Kerstin December 2, 2012 at 8:02 pm

“Friendship is born at that moment when one person says to another ‘What! You too? I thought I was the only one” C.S. Lewis
I love this quote, which my friend Kimberly used in a post on her blog Sperk*. It sums up this feeling of Me too!, which you make possible for us to say, Heather. Because of your writing and your honesty you give people the feeling that it’s safe to say Me too! to you.
Every week with Just Write you have bloggers all over the place thinking (and saying out loud) Me too! – thank you for that.

Heather December 3, 2012 at 11:10 am

Kerstin,

I LOVE that CS Lewis quote. And for all that you’ve said here, I’m just so grateful. I really am. Thank you.

Heather

Tabatha December 2, 2012 at 8:31 pm

I don’t know how you knew exactly how to speak to my heart.

But there it is.

Again, and always, I am sosososo very grateful for you and your kindness and just you.

Thank you.
Tabatha recently posted..It All Comes Down To 27lbs Of Poultry.

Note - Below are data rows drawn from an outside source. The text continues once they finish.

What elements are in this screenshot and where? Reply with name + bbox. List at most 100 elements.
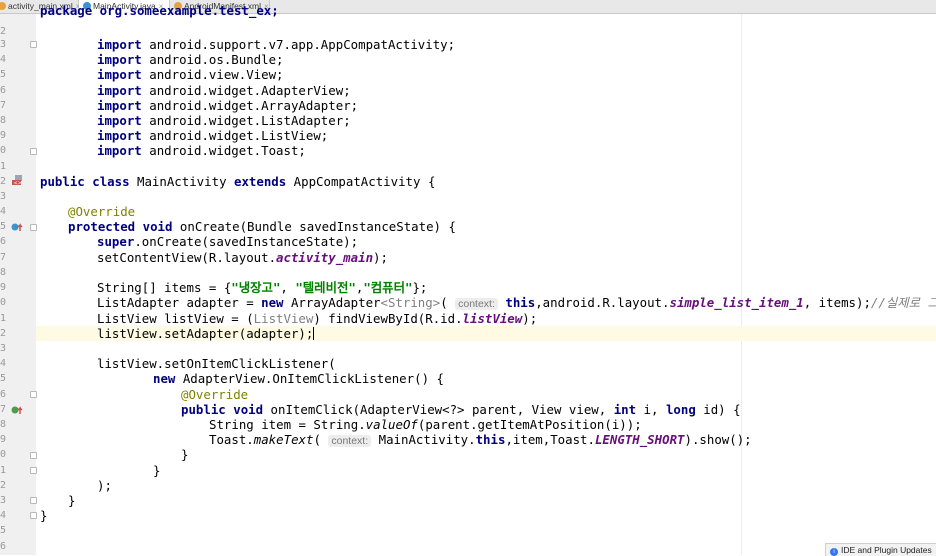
import-path: android.widget.ArrayAdapter; <box>149 98 359 113</box>
code-text: listView.setOnItemClickListener( <box>97 356 336 371</box>
ide-plugin-updates-notification[interactable]: i IDE and Plugin Updates <box>825 543 936 556</box>
line-number: 0 <box>0 297 7 308</box>
keyword: import <box>97 98 142 113</box>
code-line: import android.widget.ArrayAdapter; <box>97 98 358 113</box>
line-number: 8 <box>0 419 7 430</box>
import-path: android.view.View; <box>149 67 284 82</box>
line-number: 4 <box>0 54 7 65</box>
code-text: ListView listView = ( <box>97 311 254 326</box>
fold-marker-icon[interactable] <box>30 512 37 519</box>
keyword: import <box>97 143 142 158</box>
line-number: 7 <box>0 404 7 415</box>
code-text: ,item,Toast. <box>505 432 595 447</box>
code-text: i, <box>636 402 666 417</box>
import-path: android.os.Bundle; <box>149 52 284 67</box>
line-number: 5 <box>0 525 7 536</box>
code-line: import android.widget.ListView; <box>97 128 328 143</box>
line-number: 9 <box>0 130 7 141</box>
static-field: LENGTH_SHORT <box>594 432 685 447</box>
code-line: @Override <box>181 387 248 402</box>
fold-marker-icon[interactable] <box>30 224 37 231</box>
line-number: 1 <box>0 161 7 172</box>
brace: } <box>68 493 76 508</box>
code-line: ListView listView = (ListView) findViewB… <box>97 311 537 326</box>
line-number: 3 <box>0 343 7 354</box>
code-line: import android.widget.ListAdapter; <box>97 113 351 128</box>
code-text: ); <box>373 250 388 265</box>
fold-marker-icon[interactable] <box>30 452 37 459</box>
annotation: @Override <box>181 387 249 402</box>
method-signature: onCreate(Bundle savedInstanceState) { <box>172 219 456 234</box>
brace: } <box>40 508 48 523</box>
code-text: MainActivity. <box>371 432 476 447</box>
fold-marker-icon[interactable] <box>30 467 37 474</box>
code-line: ); <box>97 478 112 493</box>
code-text: Toast. <box>209 432 254 447</box>
code-line: String[] items = {"냉장고", "텔레비전","컴퓨터"}; <box>97 280 427 295</box>
line-number: 4 <box>0 206 7 217</box>
implements-method-icon[interactable] <box>11 405 25 415</box>
line-number: 1 <box>0 313 7 324</box>
line-number: 1 <box>0 465 7 476</box>
code-line: protected void onCreate(Bundle savedInst… <box>68 219 456 234</box>
code-line: } <box>181 447 188 462</box>
package-statement: package org.someexample.test_ex; <box>40 3 279 18</box>
fold-marker-icon[interactable] <box>30 148 37 155</box>
code-text: , <box>280 280 296 295</box>
string-literal: "텔레비전" <box>295 280 356 295</box>
code-line: ListAdapter adapter = new ArrayAdapter<S… <box>97 295 936 310</box>
code-line: import android.support.v7.app.AppCompatA… <box>97 37 455 52</box>
line-number: 5 <box>0 69 7 80</box>
code-line: String item = String.valueOf(parent.getI… <box>209 417 642 432</box>
code-text: AdapterView.OnItemClickListener() { <box>175 371 444 386</box>
line-number: 6 <box>0 389 7 400</box>
code-line: import android.os.Bundle; <box>97 52 284 67</box>
code-line: setContentView(R.layout.activity_main); <box>97 250 388 265</box>
static-field: listView <box>462 311 523 326</box>
code-text: ).show(); <box>684 432 752 447</box>
static-field: activity_main <box>276 250 374 265</box>
fold-marker-icon[interactable] <box>30 41 37 48</box>
code-line: } <box>68 493 75 508</box>
code-line: package org.someexample.test_ex; <box>40 3 279 18</box>
overrides-method-icon[interactable] <box>11 222 25 232</box>
keyword: import <box>97 52 142 67</box>
line-number: 2 <box>0 328 7 339</box>
line-number: 4 <box>0 358 7 369</box>
brace: } <box>153 463 161 478</box>
code-line: } <box>40 508 47 523</box>
code-text: ( <box>440 295 456 310</box>
code-line: listView.setOnItemClickListener( <box>97 356 336 371</box>
keyword: import <box>97 37 142 52</box>
generic-type: <String> <box>380 295 441 310</box>
current-line[interactable]: listView.setAdapter(adapter); <box>36 326 936 341</box>
xml-file-icon <box>0 2 6 10</box>
keyword: import <box>97 83 142 98</box>
line-number: 8 <box>0 267 7 278</box>
text-caret <box>313 327 315 340</box>
notification-label: IDE and Plugin Updates <box>841 545 932 555</box>
keyword: long <box>665 402 696 417</box>
static-method: makeText <box>253 432 314 447</box>
keyword: int <box>613 402 637 417</box>
run-configuration-icon[interactable]: <> <box>11 174 25 187</box>
line-number: 2 <box>0 480 7 491</box>
keyword: void <box>233 402 264 417</box>
line-number: 6 <box>0 541 7 552</box>
line-number: 9 <box>0 434 7 445</box>
keyword: protected <box>68 219 136 234</box>
string-literal: "냉장고" <box>231 280 281 295</box>
code-line: } <box>153 463 160 478</box>
keyword: import <box>97 67 142 82</box>
code-text: ); <box>522 311 538 326</box>
code-text: , items); <box>803 295 871 310</box>
line-number: 6 <box>0 236 7 247</box>
fold-marker-icon[interactable] <box>30 391 37 398</box>
brace: } <box>181 447 189 462</box>
code-text: id) { <box>695 402 741 417</box>
code-text: setContentView(R.layout. <box>97 250 277 265</box>
fold-marker-icon[interactable] <box>30 497 37 504</box>
code-text: .onCreate(savedInstanceState); <box>134 234 359 249</box>
line-number: 6 <box>0 85 7 96</box>
code-line: new AdapterView.OnItemClickListener() { <box>153 371 444 386</box>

Heather December 3, 2012 at 11:11 am

Does anyone call you Tabs? Tabby?
Just curious.

I heart your face off. Thank you. I LOVED your post about all of this and I’m so glad to have met you in person. And here. Thank you.

xo

Erica@PLRH December 3, 2012 at 9:27 am

My Mom is a recovering alcoholic. I’m recovering from PTSD. In trying to understand what I’m going through, she related that the recovery for each one is an ongoing, lifelong commitment.

Your words sum up my original approach to PTSD treatment:
“My next plan of action would therefore be to fix all the things and change all the things at once, overnight. Get it done. Like the twelve steps in treatment. Bang ‘em out. Done. Forever. Good. See you later.”

A few years later, I understand, progress, not perfection.

Also, I’ve been blogging for several years… just stuff. Nothing earth shattering. But now I feel the words wanting to come out and I’ve got to admit that it feels a little scary.

Anyway, I want to say thank you because your words let me know that you and others do understand what this recovery thing is all about.

Heather December 3, 2012 at 11:13 am

Knowing that I can choose progress, not perfection has saved me BIG TIME from myself. And it MUST be on-going, because if I figure I have it figured it out, it’s at that very moment that I completely forget and take 3987 steps back, as if I’ve never learned a thing. I need a constant refresh button, so I go to meetings and I keep talking to my friends and reading and writing. I must. Since I’m so human.

Thank you for your words.

Lady Jennie December 3, 2012 at 2:11 pm

My alcohol recovery was buried in my spiritual conversion (it happened shortly afterwards) and it does almost feel like a “done, thank you, later” at times because my husband and I don’t drink, we fought to have alcohol-free wine in our Parisian congregation (where France = wine), and everyone knows the deal with me because I’m very open about it. It doesn’t mean that I don’t ever dream of a dark and smoky bar or anything, but it’s not a strong pull with me.

My ongoing is the constant effort to become Christlike – overcoming my core temptations (greed especially), trying to grow in humility (HA) – well, you know, the list goes on. That is the forever work in progress for me (and which can at times be so daunting). And I should add that I don’t think myself beyond the temptation of alcohol – it’s just not worth it to me to deny who I’ve been for the last 15 years.
Lady Jennie recently posted..Friday Night

Galit Breen December 6, 2012 at 8:10 am

Your honest and your raw and your real are breath taking.

You give me Hope. {For real.}

xo
Galit Breen recently posted..Joining the Moonfrye Team!